The Republicans count on Jews in America to spot the Kerry weakness as it affects Jewish and Israeli interests. They are actively courting the 500,000 Jews who live in Florida, where a small shift could make a big difference.
Only one in 10 Jews in Florida are thought to have voted for George W. in 2000, but that was before Sept. 11. A spokesman for the Bush-Cheney campaign does the math. "Without Joe Lieberman on the ticket we get a jump," he told the St. Petersburg Times. "Then you add in the president's Israel policies and our grassroots effort . and you can't help but get a big jump."
Many Jews agree with Israel Prime Minister Ariel Sharon, who calls President Bush "the best friend Israel ever had." In January, 31 percent of the Jews surveyed in a major poll said they would vote for the president's re-election. The perils of Middle Eastern politics and worldwide terrorism trump everything else.
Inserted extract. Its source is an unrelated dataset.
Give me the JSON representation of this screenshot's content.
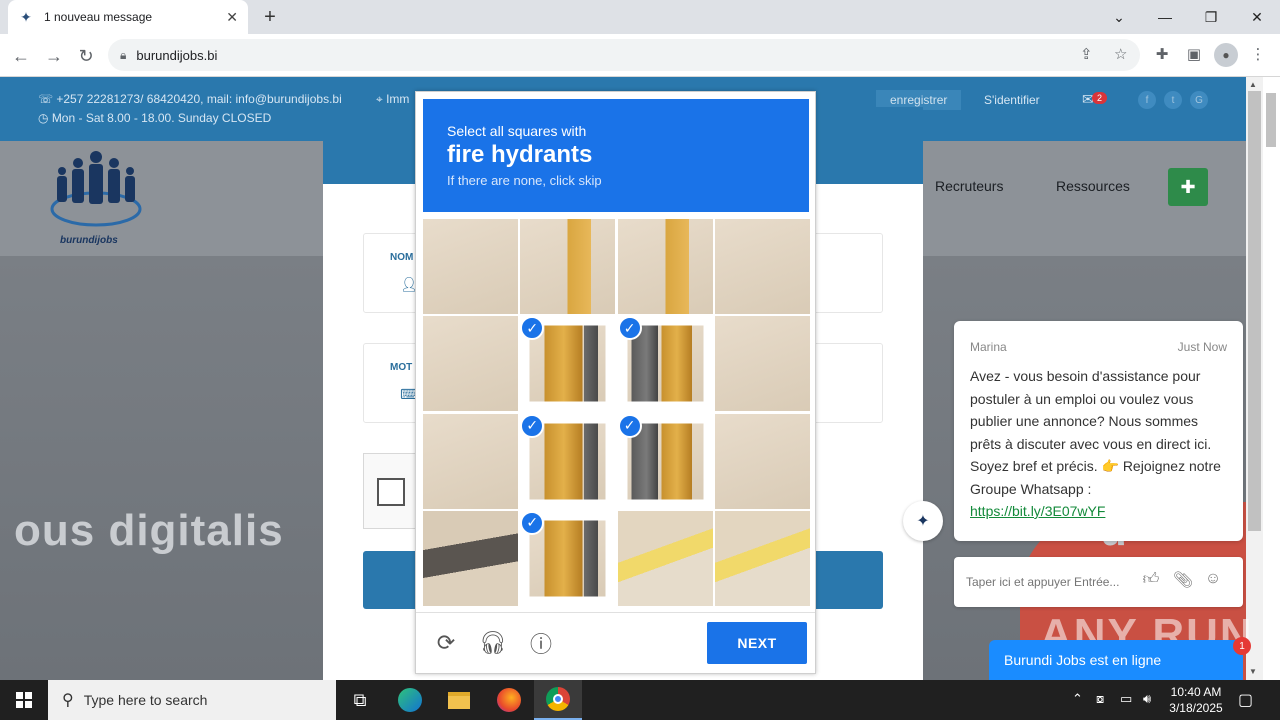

When Israel destroyed Saddam Hussein's nuclear reactor in 1981, the world universally - and naively - condemned the raid. Had it not been destroyed, there would be no argument today about whether Saddam has weapons of mass destruction. One of the Scuds that landed on Tel Aviv and Kuwait in 1991 would likely have carried a nuclear tip. Saddam, in fact, had shown no mercy when he used poison gas to kill his own Kurds.
Terrorism in the Middle East was used first against the Jews, but the suicide bombers were but a warm-up act for the terrorism against the United States on 9/11. Jews who take pride in their smarts know the stakes this time.